Zum Schokorausch nach Peine

am Schokobrunnen
Einen genussvollen Ausflug mit Bahn und zu Fuß unternahm der Kneipp-Verein Wennigsen/Gehrden e.V. unter der Leitung von Elke Böttcher am 13. November zum SchokoLand Rausch in Peine. Während des einstündigen Spaziergangs bei herrlichstem Sonnenschein zur Produktionsstätte der Firma Rausch Schokoladen GmbH war die Vorfreude groß. Unmittelbar am Eingang wurden die 40 Kneippianer von einer Unternehmensführerin in Empfang genommen. PlantagenSchokolade aus Edelkakao wurde zum Probieren gereicht, bevor es Wissenswertes zur Geschichte und Herstellung von Schokolade gab.

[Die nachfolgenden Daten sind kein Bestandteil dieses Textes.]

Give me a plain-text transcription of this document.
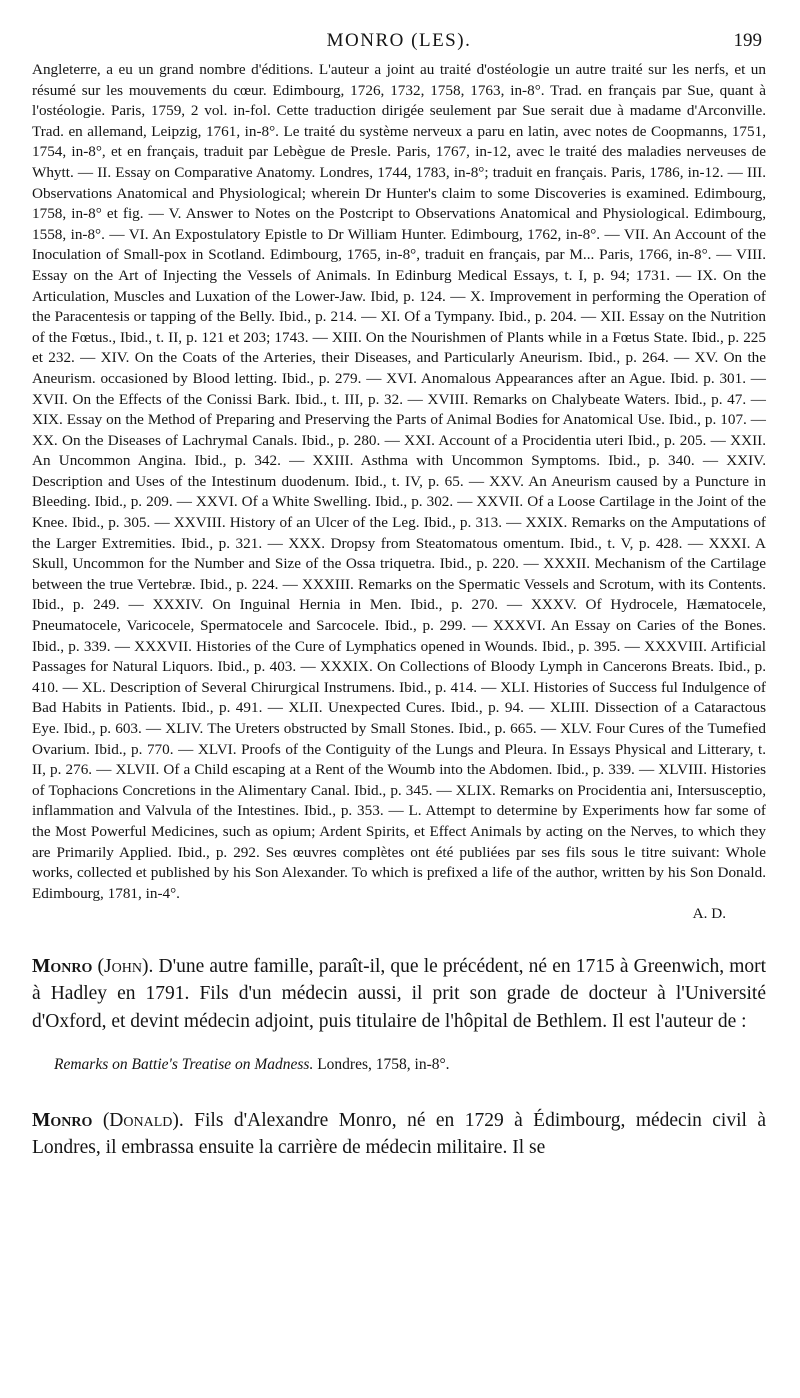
MONRO (LES).	199

Angleterre, a eu un grand nombre d'éditions. L'auteur a joint au traité d'ostéologie un autre traité sur les nerfs, et un résumé sur les mouvements du cœur. Edimbourg, 1726, 1732, 1758, 1763, in-8°. Trad. en français par Sue, quant à l'ostéologie. Paris, 1759, 2 vol. in-fol. Cette traduction dirigée seulement par Sue serait due à madame d'Arconville. Trad. en allemand, Leipzig, 1761, in-8°. Le traité du système nerveux a paru en latin, avec notes de Coopmanns, 1751, 1754, in-8°, et en français, traduit par Lebègue de Presle. Paris, 1767, in-12, avec le traité des maladies nerveuses de Whytt. — II. Essay on Comparative Anatomy. Londres, 1744, 1783, in-8°; traduit en français. Paris, 1786, in-12. — III. Observations Anatomical and Physiological; wherein Dr Hunter's claim to some Discoveries is examined. Edimbourg, 1758, in-8° et fig. — V. Answer to Notes on the Postcript to Observations Anatomical and Physiological. Edimbourg, 1558, in-8°. — VI. An Expostulatory Epistle to Dr William Hunter. Edimbourg, 1762, in-8°. — VII. An Account of the Inoculation of Small-pox in Scotland. Edimbourg, 1765, in-8°, traduit en français, par M... Paris, 1766, in-8°. — VIII. Essay on the Art of Injecting the Vessels of Animals. In Edinburg Medical Essays, t. I, p. 94; 1731. — IX. On the Articulation, Muscles and Luxation of the Lower-Jaw. Ibid, p. 124. — X. Improvement in performing the Operation of the Paracentesis or tapping of the Belly. Ibid., p. 214. — XI. Of a Tympany. Ibid., p. 204. — XII. Essay on the Nutrition of the Fœtus., Ibid., t. II, p. 121 et 203; 1743. — XIII. On the Nourishmen of Plants while in a Fœtus State. Ibid., p. 225 et 232. — XIV. On the Coats of the Arteries, their Diseases, and Particularly Aneurism. Ibid., p. 264. — XV. On the Aneurism. occasioned by Blood letting. Ibid., p. 279. — XVI. Anomalous Appearances after an Ague. Ibid. p. 301. — XVII. On the Effects of the Conissi Bark. Ibid., t. III, p. 32. — XVIII. Remarks on Chalybeate Waters. Ibid., p. 47. — XIX. Essay on the Method of Preparing and Preserving the Parts of Animal Bodies for Anatomical Use. Ibid., p. 107. — XX. On the Diseases of Lachrymal Canals. Ibid., p. 280. — XXI. Account of a Procidentia uteri Ibid., p. 205. — XXII. An Uncommon Angina. Ibid., p. 342. — XXIII. Asthma with Uncommon Symptoms. Ibid., p. 340. — XXIV. Description and Uses of the Intestinum duodenum. Ibid., t. IV, p. 65. — XXV. An Aneurism caused by a Puncture in Bleeding. Ibid., p. 209. — XXVI. Of a White Swelling. Ibid., p. 302. — XXVII. Of a Loose Cartilage in the Joint of the Knee. Ibid., p. 305. — XXVIII. History of an Ulcer of the Leg. Ibid., p. 313. — XXIX. Remarks on the Amputations of the Larger Extremities. Ibid., p. 321. — XXX. Dropsy from Steatomatous omentum. Ibid., t. V, p. 428. — XXXI. A Skull, Uncommon for the Number and Size of the Ossa triquetra. Ibid., p. 220. — XXXII. Mechanism of the Cartilage between the true Vertebræ. Ibid., p. 224. — XXXIII. Remarks on the Spermatic Vessels and Scrotum, with its Contents. Ibid., p. 249. — XXXIV. On Inguinal Hernia in Men. Ibid., p. 270. — XXXV. Of Hydrocele, Hæmatocele, Pneumatocele, Varicocele, Spermatocele and Sarcocele. Ibid., p. 299. — XXXVI. An Essay on Caries of the Bones. Ibid., p. 339. — XXXVII. Histories of the Cure of Lymphatics opened in Wounds. Ibid., p. 395. — XXXVIII. Artificial Passages for Natural Liquors. Ibid., p. 403. — XXXIX. On Collections of Bloody Lymph in Cancerons Breats. Ibid., p. 410. — XL. Description of Several Chirurgical Instrumens. Ibid., p. 414. — XLI. Histories of Success ful Indulgence of Bad Habits in Patients. Ibid., p. 491. — XLII. Unexpected Cures. Ibid., p. 94. — XLIII. Dissection of a Cataractous Eye. Ibid., p. 603. — XLIV. The Ureters obstructed by Small Stones. Ibid., p. 665. — XLV. Four Cures of the Tumefied Ovarium. Ibid., p. 770. — XLVI. Proofs of the Contiguity of the Lungs and Pleura. In Essays Physical and Litterary, t. II, p. 276. — XLVII. Of a Child escaping at a Rent of the Woumb into the Abdomen. Ibid., p. 339. — XLVIII. Histories of Tophacions Concretions in the Alimentary Canal. Ibid., p. 345. — XLIX. Remarks on Procidentia ani, Intersusceptio, inflammation and Valvula of the Intestines. Ibid., p. 353. — L. Attempt to determine by Experiments how far some of the Most Powerful Medicines, such as opium; Ardent Spirits, et Effect Animals by acting on the Nerves, to which they are Primarily Applied. Ibid., p. 292. Ses œuvres complètes ont été publiées par ses fils sous le titre suivant: Whole works, collected et published by his Son Alexander. To which is prefixed a life of the author, written by his Son Donald. Edimbourg, 1781, in-4°.

A. D.

Monro (John). D'une autre famille, paraît-il, que le précédent, né en 1715 à Greenwich, mort à Hadley en 1791. Fils d'un médecin aussi, il prit son grade de docteur à l'Université d'Oxford, et devint médecin adjoint, puis titulaire de l'hôpital de Bethlem. Il est l'auteur de :

Remarks on Battie's Treatise on Madness. Londres, 1758, in-8°.

Monro (Donald). Fils d'Alexandre Monro, né en 1729 à Édimbourg, médecin civil à Londres, il embrassa ensuite la carrière de médecin militaire. Il se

Die 1 cm großen orchideenartigen Blüten des relativ kleinen Kakaobaumes entstehen am Holz älterer Äste oder direkt am Stamm im Schatten der tropischen Regenwälder. Kultivierte Pflanzen beginnen nach fünf Jahren bei einer Höhe von 3 m zu blühen und Früchte zu tragen. Häufig blühen an alten Kakaobäumen tausende von Blüten, aber nur wenige entwickeln sich nach der Bestäubung zu Kakaofrüchten. Bei der Ernte haben die orangebraunen oder gelbgrünen Früchte eine Länge von 15-20 cm. Kakaobäume können bis zu 100 Jahre alt werden, er-reichen aber nur eine Höhe von ca. 9 m. Kakao ist ein hochwertiges Nahrungsmittel, das wertvolle Fett - die Kakaobutter - wird auch in der Medizin und Kosmetik eingesetzt.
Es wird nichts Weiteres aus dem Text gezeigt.